Check the package-specific release notes for any services that may have done this.

Runlevels/targets

Systemd has a concept of targets which serve a similar purpose as runlevels but act a little different. Each target is named instead of numbered and is intended to serve a specific purpose. Some targets are implemented by inheriting all of the services of another target and adding additional services to it. There are systemd targets that mimic the common sysvinit runlevels so you can still switch targets using the familiar telinit RUNLEVEL command. The runlevels that are assigned a specific purpose on vanilla Fedora installs; 0, 1, 3, 5, and 6; have a 1:1 mapping with a specific systemd target. Unfortunately, there's no good way to do the same for the user-defined runlevels like 2 and 4. If you make use of those it is suggested that you make a new named systemd target as /etc/systemd/system/$YOURTARGET that takes one of the existing runlevels as a base (you can look at /lib/systemd/system/graphical.target as an example), make a directory /etc/systemd/system/$YOURTARGET.wants, and then symlink the additional services that you want to enable into that directory. (The service unit files that you symlink live in /lib/systemd/system).

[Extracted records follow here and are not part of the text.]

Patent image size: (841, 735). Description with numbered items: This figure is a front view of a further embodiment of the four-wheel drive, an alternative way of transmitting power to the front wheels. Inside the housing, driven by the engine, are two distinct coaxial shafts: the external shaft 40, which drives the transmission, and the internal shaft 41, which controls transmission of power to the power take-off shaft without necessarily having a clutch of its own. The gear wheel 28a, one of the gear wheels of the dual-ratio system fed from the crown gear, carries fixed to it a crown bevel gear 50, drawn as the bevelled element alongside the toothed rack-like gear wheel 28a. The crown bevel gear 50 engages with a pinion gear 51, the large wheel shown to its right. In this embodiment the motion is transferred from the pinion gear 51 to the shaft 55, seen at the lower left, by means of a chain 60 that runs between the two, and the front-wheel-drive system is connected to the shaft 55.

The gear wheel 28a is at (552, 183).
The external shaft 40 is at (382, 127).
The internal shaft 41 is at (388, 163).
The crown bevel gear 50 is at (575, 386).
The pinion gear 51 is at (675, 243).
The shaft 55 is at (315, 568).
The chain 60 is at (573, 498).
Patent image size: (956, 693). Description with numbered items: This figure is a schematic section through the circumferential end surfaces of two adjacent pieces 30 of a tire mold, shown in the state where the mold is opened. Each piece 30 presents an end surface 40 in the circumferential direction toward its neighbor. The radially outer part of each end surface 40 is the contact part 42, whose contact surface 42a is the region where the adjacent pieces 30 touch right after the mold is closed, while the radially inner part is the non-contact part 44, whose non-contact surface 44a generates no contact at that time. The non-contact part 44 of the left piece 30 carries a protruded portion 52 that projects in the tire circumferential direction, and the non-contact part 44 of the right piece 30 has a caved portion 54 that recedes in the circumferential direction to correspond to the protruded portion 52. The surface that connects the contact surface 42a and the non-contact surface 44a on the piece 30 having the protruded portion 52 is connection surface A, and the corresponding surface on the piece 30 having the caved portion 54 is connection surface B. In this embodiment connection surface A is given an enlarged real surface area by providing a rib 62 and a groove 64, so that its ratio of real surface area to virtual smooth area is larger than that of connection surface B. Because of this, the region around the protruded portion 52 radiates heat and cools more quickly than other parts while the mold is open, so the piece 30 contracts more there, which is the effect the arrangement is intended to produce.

Sysvinit Runlevel Systemd Target Notes
0 runlevel0.target, poweroff.target Halt the system.
1, s, single runlevel1.target, rescue.target Single user mode.
2, 4 runlevel2.target, runlevel4.target, multi-user.target User-defined/Site-specific runlevels. By default, identical to 3.
3 runlevel3.target, multi-user.target Multi-user, non-graphical. Users can usually login via multiple consoles or via the network.
5 runlevel5.target, graphical.target Multi-user, graphical. Usually has all the services of runlevel 3 plus a graphical login.
6 runlevel6.target, reboot.target Reboot
emergency emergency.target Emergency shell

Changing runlevels:

Sysvinit Command Systemd Command Notes
telinit 3 systemctl isolate multi-user.target (OR systemctl isolate runlevel3.target OR telinit 3) Change to multi-user run level.
sed s/^id:.*:initdefault:/id:3:initdefault:/ ln -sf /lib/systemd/system/multi-user.target /etc/systemd/system/default.target Set to use multi-user runlevel on next reboot.

Kernel Options:

The above systemd targets can be used when booting. At the GRUB menu, edit the selection to add "systemd.unit=target" (without the double-quotation marks) as a kernel option where target is one of the above. (For example, "rescue.target".)

Tip: the ".target" extention is optional. The "systemd.unit=rescue" kernel option works the same as "systemd.unit=rescue.target".